When tried to save and test connection , we are getting the below error. 

Error While Test connection: Compact Token parsing failed with error code: 80049217.

Kindly let us know what was the measure taken to resolve the above error . Please provide the documentation if any related to this since this is an urgent requirement .Early response is highly appreciated.

 

Regards,

Swetha

It looks like the azure id which is used to connect should have grant admin consent for the application under API permissions. 

Please refer to Microsoft Azure docs for more detail of permission:

https://docs.microsoft.com/en-us/azure/active-directory/develop/v2-permissions-and-consent#admin-res...


Regards,
Rushikesh Vartak
If you find the response useful, kindly consider selecting Accept As Solution and clicking on the kudos button.

Hi Rushikesh,

Thanks for the above information and document.

Also be informed that, we had raised Saviynt ticket for this issue and with help from ESAT team we were able to set up the permissions in Azure test portal.

However when we tried to save and test connection we are still getting token parsing error. We reached out to Saviynt for further support on this which inturn they checked with engineer team and received update that to generate authentication token for SMTP and save and test connection. 

We are not getting any specific document in Freshdesk portal to perform this. Kindly let us know if there is  any specific document available.

Community_User
Saviynt Employee
Saviynt Employee
Originally posted on March 17 2022 at 15:11 UTC

We have the same issue and need clarification on Azure permissions.  Is Admin Consent required?  Do we need to limit app access as detailed here: Limiting application permissions to specific Exchange Online mailboxes - Microsoft Graph | Microsoft...

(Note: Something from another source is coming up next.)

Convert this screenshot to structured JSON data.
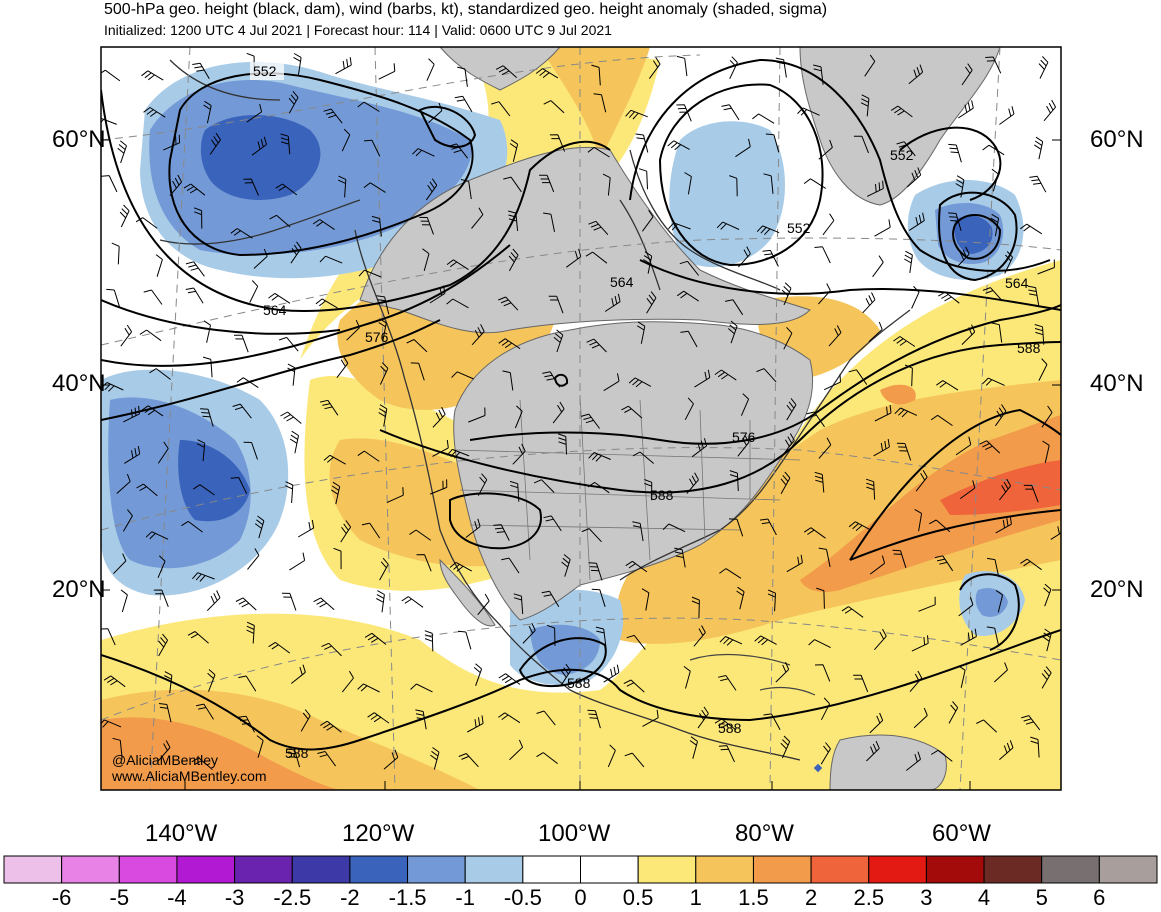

This message was previously posted on Saviynt's legacy forum by a community user and has been moved over to this forum for continued exposure.

Community_User
Saviynt Employee
Saviynt Employee
Originally posted on March 18 2022 at 18:45 UTC

Hi  Bill,


Yes the admin consent is necessary to assign the permissions.

The second part of the question, basically seems to restrict the access to certain mailboxes. I've never done it nor know of someone who has.

Do let us know how it goes.




Regards,

Avinash Chhetri

This message was previously posted on Saviynt's legacy forum by a community user and has been moved over to this forum for continued exposure.

Bill and Avinash,

WE have similar requirements as well. Can you share the limited permissions that worked for you?

Refer https://forums.saviynt.com/t5/identity-governance/oauth-email-invalid-user-error/m-p/23176#M11776


Regards,
Rushikesh Vartak
If you find the response useful, kindly consider selecting Accept As Solution and clicking on the kudos button.